In the final part of my speech, I would like to give some information about the liraization strategy that constitutes the essential element of the Central Bank’s policy review process. We had shared the baseline features of our liraization strategy in the January Inflation Report. The ultimate goal of our liraization strategy is to permanently increase the weight of our national currency in the balance sheets of households, companies and banks, and to make the Turkish lira the only payment instrument in our country.
As you may know, we have recently introduced a series of implementations for which the review process has been completed within the scope of the liraization strategy. In line with the principle of maintaining required reserves for Turkish lira liabilities only in Turkish lira, we terminated the facility allowing for the maintenance of required reserves in foreign currency. By allowing net exporters to use our rediscount credits only in specific Turkish lira-denominated spending areas, we ensured that there is no foreign currency demand originating from the funding of the Central Bank, and that rediscount credits are used for their relevant purpose.
In December 2021, by encouraging the conversion of foreign currency and gold deposits into TL, we took an important step towards strengthening the preference for TL deposits. This implementation increased the TL share in banks' balance sheets and extended the funding maturity. We clearly see the contribution of this implementation to financial stability by strengthening banks’ balance sheets.
An important component of our liraization strategy is that affordable and long-term loans support sustainable price stability through increases in production, investment and exports. We continue to use our macroprudential tools vigorously to ensure that long-term and affordable Turkish lira loans are used in economic activity with the right composition and in a broad-base manner.
Our technical teams have completed the steps regarding the collateral structure of liquidity management, the review process of which continues within the scope of the liraization strategy. In the very near future, in line with our roadmap shared via the Monetary and Exchange Rate Policy document, we will take additional steps to increase the use of and demand for Turkish lira-denominated assets as collateral in the funding structure.
On the other hand, as the Central Bank, we deem it important that our companies make their payments in Turkish lira within the scope of liraization. Being aware of the harms of currency substitution and indexation to foreign currency, which make monetary transmission inefficient and increase inflation, we find the recent steps taken in this regard valuable.
Establishing the infrastructure for solid, strong and stable Turkish lira is the primary threshold on the way to our objective of permanent price stability. Together with all parties, we carry out comprehensive studies that will increase the effectiveness of our monetary policy instruments as a whole.
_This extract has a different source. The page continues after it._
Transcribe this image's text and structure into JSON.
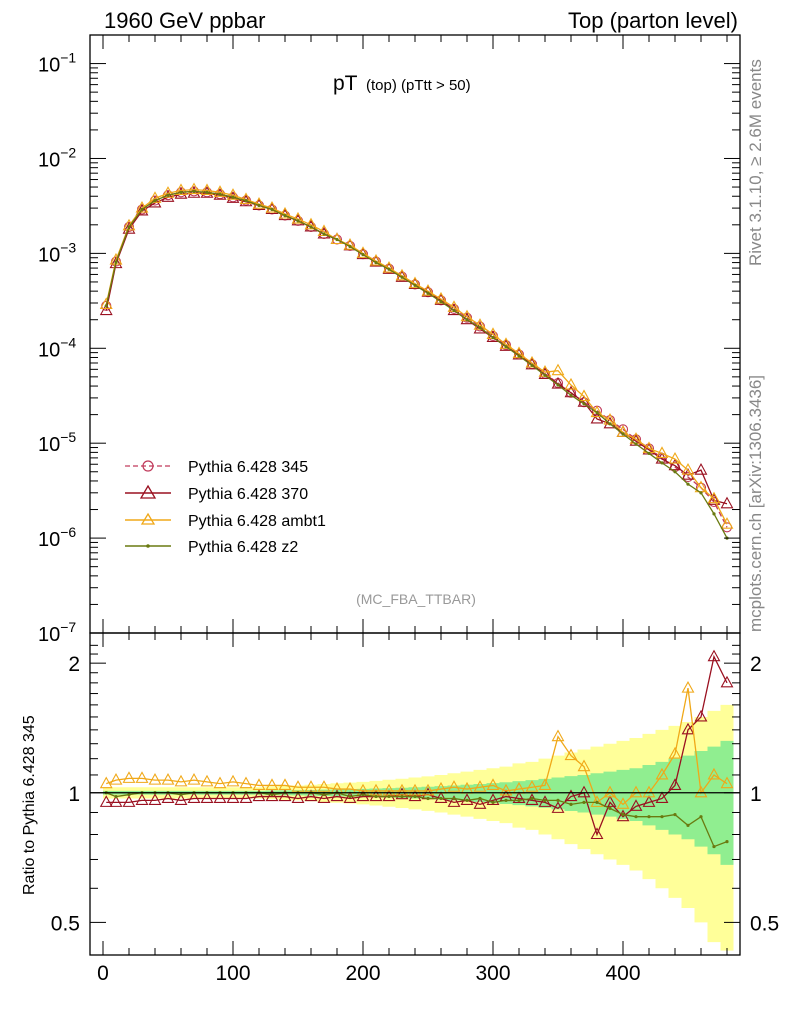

Our ultimate goal is to complete a financial architecture in which all our economic agents can make savings in Turkish lira without the need for any currency other than lira in all their decisions, and make all their financial decisions in Turkish lira.
As I conclude my speech, I would like to thank all my colleagues who contributed to the Report, primarily the members of the Monetary Policy Committee and the staff of the Research and Monetary Policy Department as well the staff of other departments who contributed to the related preparatory work, and to all our employees who have worked hard to develop our policies.
Taking this opportunity, I congratulate the Ramadan Feast in advance, and I hope that it brings health, peace and welfare to our country and the whole world.
Now, I’ll try to answer your questions, time permitting.